Single by Patty Pravo

from the album Bye Bye Patty
- Language: Italian
- Released: February 1997
- Genre: Pop
- Length: 4:15
- Label: Pensiero Stupendo; EMI;
- Songwriters: Vasco Rossi; Roberto Ferri; Gaetano Curreri;
- Producer: Celso Valli

Patty Pravo singles chronology
| "I giorni dell'armonia" (1995) | "...E dimmi che non vuoi morire" (1997) | "Pensiero stupendo '97" (1997) |
- "...E dimmi che non vuoi morire" (audio) on YouTube

= ...E dimmi che non vuoi morire =

"...E dimmi che non vuoi morire" (Italian for "...And Tell Me You Don't Want to Die") is a 1997 song performed by Italian singer Patty Pravo. It was composed by Roberto Ferri and Gaetano Curreri, with lyrics written by Vasco Rossi.

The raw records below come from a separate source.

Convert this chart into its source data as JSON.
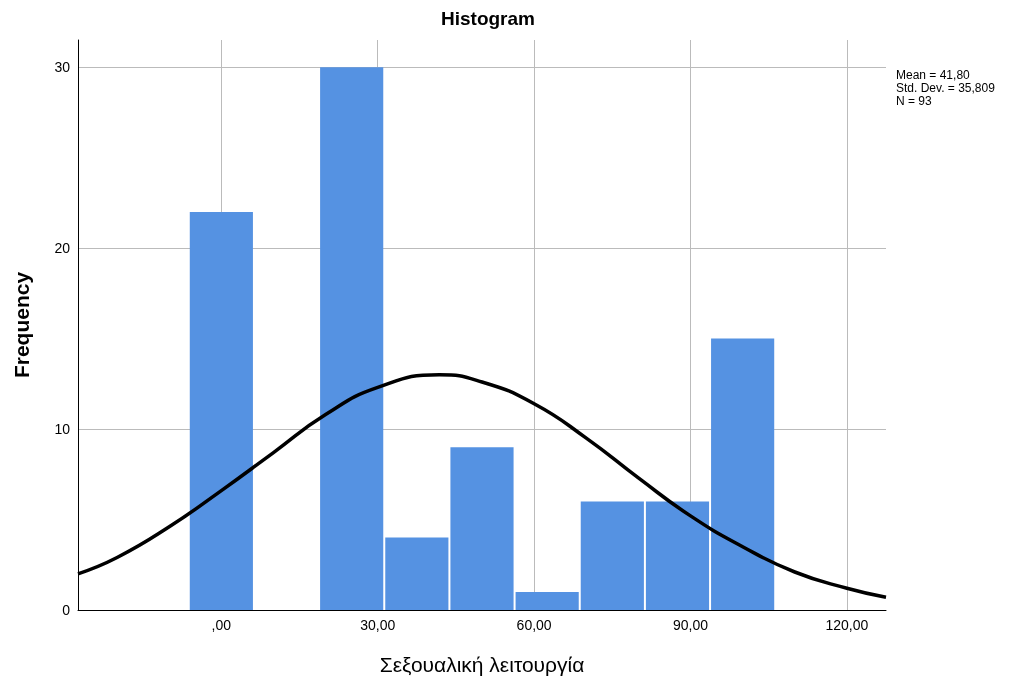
{
  "chart_data": {
    "type": "histogram",
    "title": "Histogram",
    "xlabel": "Σεξουαλική λειτουργία",
    "ylabel": "Frequency",
    "bins": [
      -6.25,
      6.25,
      18.75,
      31.25,
      43.75,
      56.25,
      68.75,
      81.25,
      93.75,
      106.25
    ],
    "values": [
      22,
      0,
      30,
      4,
      9,
      1,
      6,
      6,
      15
    ],
    "color": "#5592e2",
    "series": [
      {
        "type": "line",
        "color": "#000000",
        "x": [
          -27.5,
          -20,
          -10,
          0,
          10,
          20,
          30,
          41.8,
          50,
          60,
          70,
          80,
          90,
          100,
          110,
          120,
          127.5
        ],
        "values": [
          2.0,
          2.9,
          4.6,
          6.6,
          8.7,
          10.8,
          12.3,
          13.0,
          12.6,
          11.4,
          9.5,
          7.3,
          5.2,
          3.5,
          2.1,
          1.2,
          0.7
        ]
      }
    ],
    "xlim": [
      -27.5,
      127.5
    ],
    "xticks": [
      {
        "value": 0,
        "label": ",00"
      },
      {
        "value": 30,
        "label": "30,00"
      },
      {
        "value": 60,
        "label": "60,00"
      },
      {
        "value": 90,
        "label": "90,00"
      },
      {
        "value": 120,
        "label": "120,00"
      }
    ],
    "ylim": [
      0,
      31.5
    ],
    "yticks": [
      0,
      10,
      20,
      30
    ],
    "grid": true,
    "marker": "none",
    "annotations": [
      "Mean = 41,80",
      "Std. Dev. = 35,809",
      "N = 93"
    ]
  }
}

Pravo performed the track at the 47th Sanremo Music Festival in February 1997 where it took 8th place and won the critics' award. It was released as a single with a live version of "Qui e là" and included on the concert album Bye Bye Patty issued the same month. "...E dimmi che non vuoi morire" changed the fortunes of Patty's long-declining career and was her first top 5 chart hit in Italy in almost 20 years. The CD single has sold in over 300,000 copies.

==Track listing==
- CD single
1. "...E dimmi che non vuoi morire" – 4:15
2. "Qui e là" – 3:24

==Charts==
===Weekly charts===

| Chart (1997) | Peak position |
|---|---|
| Italy (FIMI) | 2 |
| Italy (Musica e dischi) | 12 |

===Year-end charts===

| Chart (1997) | Peak position |
|---|---|
| Italy | 86 |

==Cover versions==
- Benny Neyman covered the song in Dutch as "De waarheid zoek ik in je ogen" on his album Je dromen achterna in 1997.
- Gigi Sabani covered the song on his 1998 album Misto fritto.